Auto-scaling policies enable your environment to automatically adjust the number of running instances based on real-time performance metrics. This ensures your application maintains optimal performance during traffic spikes while reducing costs during low-demand periods.

Quant Cloud supports auto-scaling based on three key metrics:

CPU Utilization Scales based on average CPU usage across all instances in the environment. Ideal for CPU-intensive applications or when processing load correlates with CPU demand.

Memory Utilization Scales based on average memory consumption across instances. Useful for applications with variable memory requirements or data processing workloads.

Requests Per Second (RPS) Scales based on incoming request volume to your application. Perfect for web applications where traffic patterns directly indicate scaling needs.

Setting Up Auto-Scaling

Access Scaling Configuration

  1. Navigate to your environment’s details page
  2. Click “Edit Config” to modify scaling settings
  3. Locate the scaling configuration section

Enable Auto-Scaling

  1. If currently using fixed instance count, switch to auto-scaling mode
  2. Set Min Instances: The minimum number of instances that will always run
  3. Set Max Instances: The maximum number of instances during peak demand
  4. Your application will scale between these boundaries

Configure Scaling Policies For each scaling metric you want to use:

  1. Select Metric: Choose from CPU Utilization, Memory Utilization, or Requests Per Second

  2. Set Target Value: Define the target threshold that triggers scaling:

    • CPU Utilization: Percentage (e.g., 75 for 75% average CPU usage)
    • Memory Utilization: Percentage (e.g., 70 for 70% average memory usage)
    • Requests Per Second: Number per task (e.g., 10 requests/sec per instance)
  3. Save Policy: Click “Save” to activate the scaling policy

Multiple Scaling Policies You can configure multiple policies simultaneously:

  • Scale-out occurs when any policy threshold is exceeded
  • Scale-in happens when all metrics are below their targets
  • Each policy operates independently to provide comprehensive scaling coverage

How Auto-Scaling Works

Scale-Out Behavior When any configured metric exceeds its target value for a sustained period, Quant Cloud automatically launches additional instances up to your defined maximum.
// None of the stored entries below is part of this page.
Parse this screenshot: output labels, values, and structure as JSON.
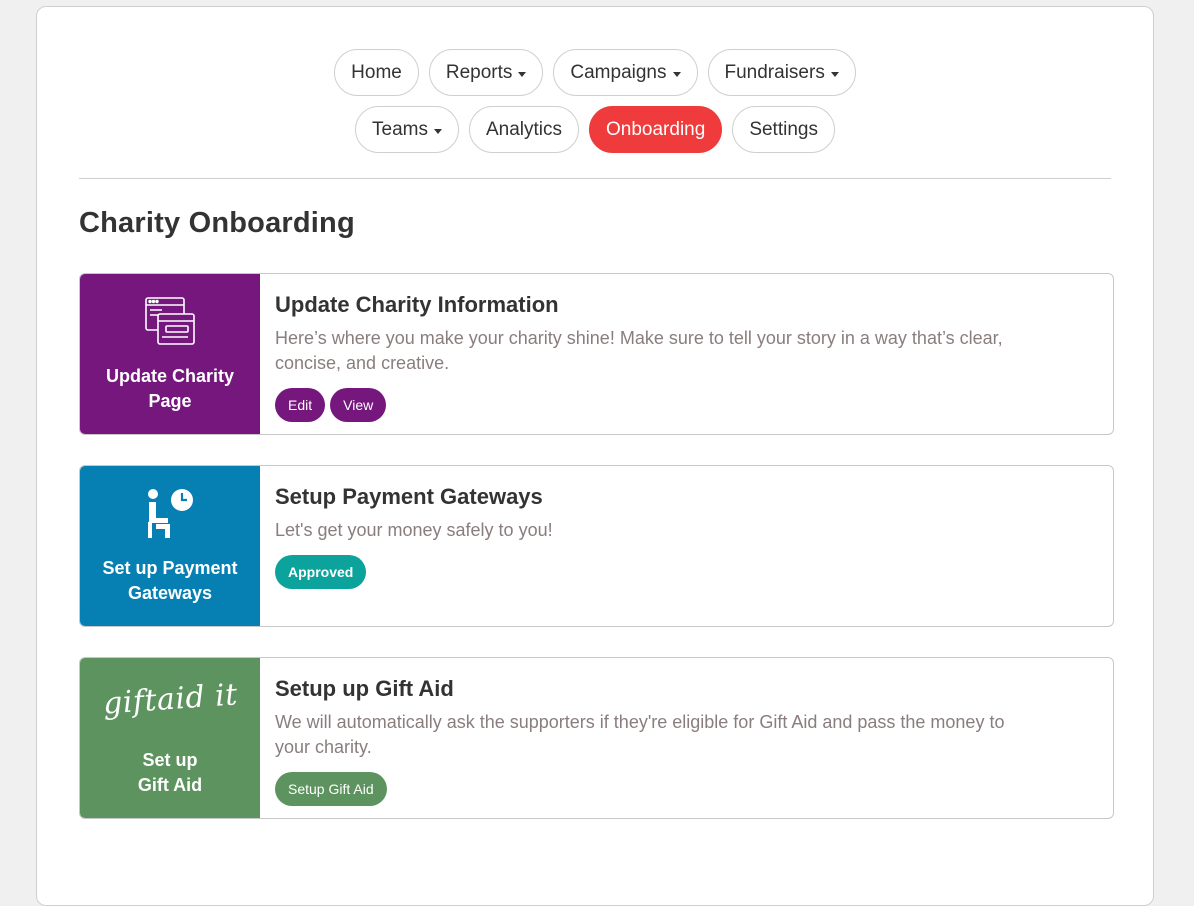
{
  "nav": {
    "row1": [
      {
        "label": "Home",
        "dropdown": false
      },
      {
        "label": "Reports",
        "dropdown": true
      },
      {
        "label": "Campaigns",
        "dropdown": true
      },
      {
        "label": "Fundraisers",
        "dropdown": true
      }
    ],
    "row2": [
      {
        "label": "Teams",
        "dropdown": true
      },
      {
        "label": "Analytics",
        "dropdown": false
      },
      {
        "label": "Onboarding",
        "dropdown": false,
        "active": true
      },
      {
        "label": "Settings",
        "dropdown": false
      }
    ],
    "active_color": "#ef3b3b"
  },
  "page": {
    "title": "Charity Onboarding"
  },
  "cards": [
    {
      "tile_label": "Update Charity\nPage",
      "tile_icon": "webpage-icon",
      "tile_color": "#75177c",
      "title": "Update Charity Information",
      "description": "Here’s where you make your charity shine! Make sure to tell your story in a way that’s clear, concise, and creative.",
      "buttons": [
        "Edit",
        "View"
      ]
    },
    {
      "tile_label": "Set up Payment\nGateways",
      "tile_icon": "person-clock-icon",
      "tile_color": "#0680b3",
      "title": "Setup Payment Gateways",
      "description": "Let's get your money safely to you!",
      "status": "Approved",
      "status_color": "#0ca39c"
    },
    {
      "tile_label": "Set up\nGift Aid",
      "tile_logo": "giftaid it",
      "tile_color": "#5d935e",
      "title": "Setup up Gift Aid",
      "description": "We will automatically ask the supporters if they're eligible for Gift Aid and pass the money to your charity.",
      "buttons": [
        "Setup Gift Aid"
      ]
    }
  ]
}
This ensures your application can handle increased demand without performance degradation.

Scale-In Behavior
When metrics fall below target values and remain stable, the platform removes instances down to your defined minimum. This optimizes costs during low-demand periods while maintaining service availability.

Scaling Logic

  • Scaling decisions are based on average metrics across all running instances
  • The platform includes built-in cooldown periods to prevent rapid scaling fluctuations
  • Multiple policies work together to provide comprehensive coverage of different load patterns

Monitoring Auto-Scaling Performance

Environment Details Track current scaling status through your environment’s Details tab:

  • Current running instance count
  • Real-time CPU, memory, and RPS metrics
  • Scaling status and recent scaling events

Detailed Metrics Analysis For comprehensive performance monitoring and historical scaling data, use the metrics and logging tools covered in the Monitoring Application Health section. These tools provide:

  • Historical performance trends
  • Scaling event correlation with metrics
  • Detailed resource utilization analysis

Best Practices

Start Conservative Begin with moderate target values and observe your application’s behavior. You can always adjust thresholds based on real performance data.
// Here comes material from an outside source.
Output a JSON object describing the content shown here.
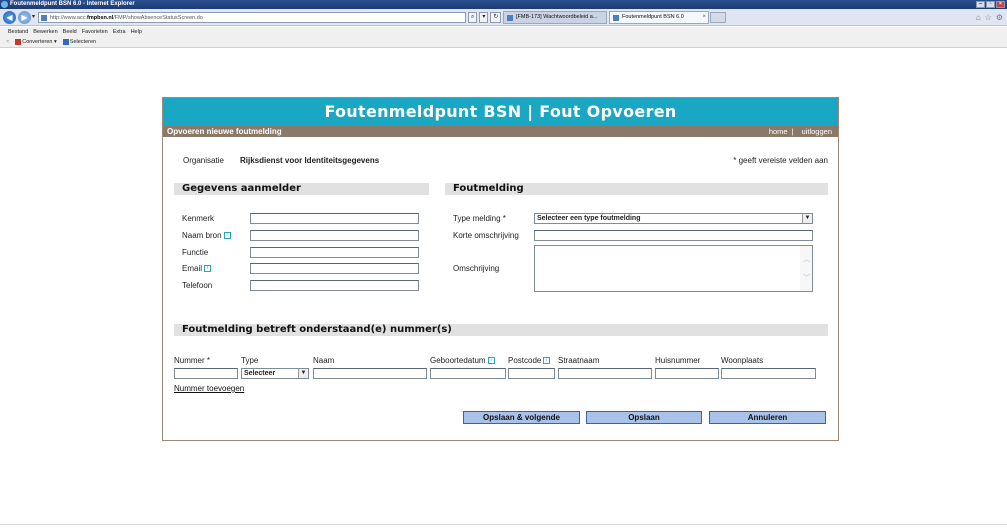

Monitor and Adjust Regularly review scaling events and metric trends to ensure your policies are effective. Look for patterns of excessive scaling or insufficient responsiveness.

Consider Application Characteristics

  • Startup Time: Applications with longer startup times may need more aggressive scale-out policies
  • Resource Usage: Match scaling metrics to your application’s primary resource constraints
  • Traffic Patterns: Configure policies that align with your typical usage patterns

Test Your Configuration Use load testing tools to validate your scaling policies under controlled conditions before relying on them in production.

Auto-scaling provides an effective way to balance performance and cost efficiency, automatically adapting your infrastructure to match demand patterns.